Compliance with the RTE Act is poor. One of its requirements is that each school have one trained teacher per 30 students at the primary level; that 10 lakh posts remain unfilled in government schools suggests how far the situation is from the ideal. Nine per cent of 13 lakh schools were RTE-compliant in 2013-14; that has struggled up to 13 per cent in 2017-18. There was no thrust from the former National Democratic Alliance government to ensure compliance, and the last date for implementing all the provisions in the Act was extended from 2015 to March 2019. Funds for both the Sarva Shiksha Abhiyan and the midday meal scheme have remained static, ignoring inflation: perhaps the new government will look into these issues.

More radical has been the shift of the funding source from the budget allocation to the education cess.

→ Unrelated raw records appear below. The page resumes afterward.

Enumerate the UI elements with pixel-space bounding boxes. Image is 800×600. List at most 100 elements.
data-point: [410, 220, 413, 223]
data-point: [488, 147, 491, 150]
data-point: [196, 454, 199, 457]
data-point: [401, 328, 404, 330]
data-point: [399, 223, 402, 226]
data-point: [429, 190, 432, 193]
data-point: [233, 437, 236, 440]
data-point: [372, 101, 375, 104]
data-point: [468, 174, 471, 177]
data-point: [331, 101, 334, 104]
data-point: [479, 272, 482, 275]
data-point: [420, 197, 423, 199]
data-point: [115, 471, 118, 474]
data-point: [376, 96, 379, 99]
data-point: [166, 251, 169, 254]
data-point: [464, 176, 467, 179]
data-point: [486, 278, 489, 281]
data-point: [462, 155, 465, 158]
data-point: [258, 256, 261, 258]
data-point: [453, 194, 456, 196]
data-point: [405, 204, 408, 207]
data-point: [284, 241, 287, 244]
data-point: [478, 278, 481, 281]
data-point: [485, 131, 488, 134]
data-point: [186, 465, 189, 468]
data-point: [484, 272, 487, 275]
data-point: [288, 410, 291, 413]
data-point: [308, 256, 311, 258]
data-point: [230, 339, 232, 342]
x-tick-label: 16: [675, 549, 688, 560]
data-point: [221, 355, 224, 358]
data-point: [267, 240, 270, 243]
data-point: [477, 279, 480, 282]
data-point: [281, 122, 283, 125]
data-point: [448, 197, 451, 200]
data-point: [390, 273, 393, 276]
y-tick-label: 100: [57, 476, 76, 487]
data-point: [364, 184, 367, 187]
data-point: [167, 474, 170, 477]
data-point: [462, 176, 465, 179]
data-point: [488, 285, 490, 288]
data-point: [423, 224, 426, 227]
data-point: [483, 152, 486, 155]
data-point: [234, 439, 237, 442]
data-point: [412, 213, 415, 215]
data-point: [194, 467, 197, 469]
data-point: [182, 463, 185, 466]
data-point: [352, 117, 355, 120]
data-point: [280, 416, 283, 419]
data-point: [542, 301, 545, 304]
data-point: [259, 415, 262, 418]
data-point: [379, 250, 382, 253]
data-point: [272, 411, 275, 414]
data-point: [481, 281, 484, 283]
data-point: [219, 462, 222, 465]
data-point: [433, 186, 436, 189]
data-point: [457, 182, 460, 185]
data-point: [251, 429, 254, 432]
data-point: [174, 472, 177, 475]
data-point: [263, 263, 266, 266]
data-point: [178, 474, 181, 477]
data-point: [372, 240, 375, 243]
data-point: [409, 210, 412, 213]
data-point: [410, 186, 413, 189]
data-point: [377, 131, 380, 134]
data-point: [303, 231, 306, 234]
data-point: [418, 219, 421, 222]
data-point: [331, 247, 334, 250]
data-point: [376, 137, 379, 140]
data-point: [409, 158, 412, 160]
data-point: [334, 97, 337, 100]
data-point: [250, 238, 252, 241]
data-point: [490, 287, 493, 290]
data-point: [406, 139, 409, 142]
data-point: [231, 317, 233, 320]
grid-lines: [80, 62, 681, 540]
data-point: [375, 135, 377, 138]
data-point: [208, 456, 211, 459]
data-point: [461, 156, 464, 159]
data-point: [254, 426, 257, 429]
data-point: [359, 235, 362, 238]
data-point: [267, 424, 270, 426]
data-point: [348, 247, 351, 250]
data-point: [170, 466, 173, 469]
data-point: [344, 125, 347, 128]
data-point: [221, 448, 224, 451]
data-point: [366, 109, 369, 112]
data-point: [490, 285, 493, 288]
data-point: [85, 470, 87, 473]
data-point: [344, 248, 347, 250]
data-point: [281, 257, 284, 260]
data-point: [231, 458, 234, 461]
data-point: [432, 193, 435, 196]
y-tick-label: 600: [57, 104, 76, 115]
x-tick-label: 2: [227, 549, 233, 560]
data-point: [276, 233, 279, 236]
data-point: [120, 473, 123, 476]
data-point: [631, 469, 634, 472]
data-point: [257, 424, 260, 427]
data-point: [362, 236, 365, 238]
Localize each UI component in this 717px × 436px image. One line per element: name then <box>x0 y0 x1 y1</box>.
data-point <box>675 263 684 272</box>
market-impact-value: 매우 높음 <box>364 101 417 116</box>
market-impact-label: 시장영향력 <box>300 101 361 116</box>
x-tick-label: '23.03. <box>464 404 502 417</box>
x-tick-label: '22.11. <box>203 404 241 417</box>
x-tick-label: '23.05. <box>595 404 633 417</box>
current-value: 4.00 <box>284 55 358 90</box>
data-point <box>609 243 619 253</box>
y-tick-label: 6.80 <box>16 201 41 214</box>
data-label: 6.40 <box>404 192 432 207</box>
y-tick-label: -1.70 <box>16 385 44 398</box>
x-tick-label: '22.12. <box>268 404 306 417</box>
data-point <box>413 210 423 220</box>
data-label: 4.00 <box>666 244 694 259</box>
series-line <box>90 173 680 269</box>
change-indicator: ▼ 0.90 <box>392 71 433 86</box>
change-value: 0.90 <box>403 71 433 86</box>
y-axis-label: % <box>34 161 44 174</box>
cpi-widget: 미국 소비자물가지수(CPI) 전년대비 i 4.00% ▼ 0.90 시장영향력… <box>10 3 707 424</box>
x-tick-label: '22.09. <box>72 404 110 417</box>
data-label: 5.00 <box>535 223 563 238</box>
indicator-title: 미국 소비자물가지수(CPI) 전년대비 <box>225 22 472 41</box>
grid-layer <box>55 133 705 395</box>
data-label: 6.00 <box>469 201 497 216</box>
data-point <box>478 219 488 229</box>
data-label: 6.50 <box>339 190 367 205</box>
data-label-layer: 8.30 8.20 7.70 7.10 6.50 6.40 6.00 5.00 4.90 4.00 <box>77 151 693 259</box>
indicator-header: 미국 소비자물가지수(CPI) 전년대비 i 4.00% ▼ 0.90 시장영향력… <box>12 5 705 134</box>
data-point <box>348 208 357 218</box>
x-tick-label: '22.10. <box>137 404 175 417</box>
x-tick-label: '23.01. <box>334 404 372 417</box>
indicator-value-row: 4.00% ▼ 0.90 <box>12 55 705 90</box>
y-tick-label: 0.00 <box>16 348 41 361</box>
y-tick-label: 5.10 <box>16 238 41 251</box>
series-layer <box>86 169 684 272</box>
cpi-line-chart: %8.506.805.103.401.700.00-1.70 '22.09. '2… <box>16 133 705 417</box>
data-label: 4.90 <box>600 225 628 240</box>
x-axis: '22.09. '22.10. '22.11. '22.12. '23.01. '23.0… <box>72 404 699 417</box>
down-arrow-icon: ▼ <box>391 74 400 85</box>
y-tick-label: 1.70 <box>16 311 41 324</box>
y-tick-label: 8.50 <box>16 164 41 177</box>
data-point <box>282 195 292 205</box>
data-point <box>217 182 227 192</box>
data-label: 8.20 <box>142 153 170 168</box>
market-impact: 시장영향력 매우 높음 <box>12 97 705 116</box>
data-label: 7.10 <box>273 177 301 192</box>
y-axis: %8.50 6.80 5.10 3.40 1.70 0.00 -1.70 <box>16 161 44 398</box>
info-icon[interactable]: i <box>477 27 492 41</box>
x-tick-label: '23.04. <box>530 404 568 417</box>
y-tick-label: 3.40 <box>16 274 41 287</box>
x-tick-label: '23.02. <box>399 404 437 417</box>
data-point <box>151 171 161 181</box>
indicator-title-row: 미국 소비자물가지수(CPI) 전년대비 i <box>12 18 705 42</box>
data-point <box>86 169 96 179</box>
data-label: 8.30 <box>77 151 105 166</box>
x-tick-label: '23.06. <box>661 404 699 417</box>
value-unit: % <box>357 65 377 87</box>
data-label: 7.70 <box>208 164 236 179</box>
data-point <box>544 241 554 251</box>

The latter was meant as a supplement to the main allocation; now, the cess funds must be used fully before the budgetary allocation can be touched. The higher education segment is experiencing similar shifts, indicating that the former NDA government preferred to withdraw support from public education, nudging institutions towards forms of self-sufficiency which would make fees too high for poor students. It, however, focused attention on chosen elite institutions. There is now the possibility of a fresh approach.

But education being a concurrent subject, the states have some leeway still. There, any achievement seems to shine all the brighter. The scores of three Hindu girls who sat for the Madhyamik level examination from a madrasa in Ketugram, Burdwan were among the highest in the district — over 90 per cent. Ketugram being a minority community-dominated area, almost 60 per cent of the students of the high madrasa are Hindu. The other high school is six kilometres away. Since Muslims study in non-madrasa schools, said one father, he does not see why the reverse should matter. One of the girls has welcomed the broadening of horizons that comes from studying in a madrasa. The West Bengal government spends Rs 250 crore on madrasa education annually — not Rs 4,000 crore to play vote-bank politics as Amit Shah, the president of the Bharatiya Janata Party, claimed in an election rally — and the syllabus is the same as that of the Madhyamik board. The only extra subject is an introduction to the basics of Islamic history, which helps, rather than hinders, community understanding. Such easy harmony makes it possible for girls from a backward region to study. Perhaps the new Central government will encourage states in this direction too.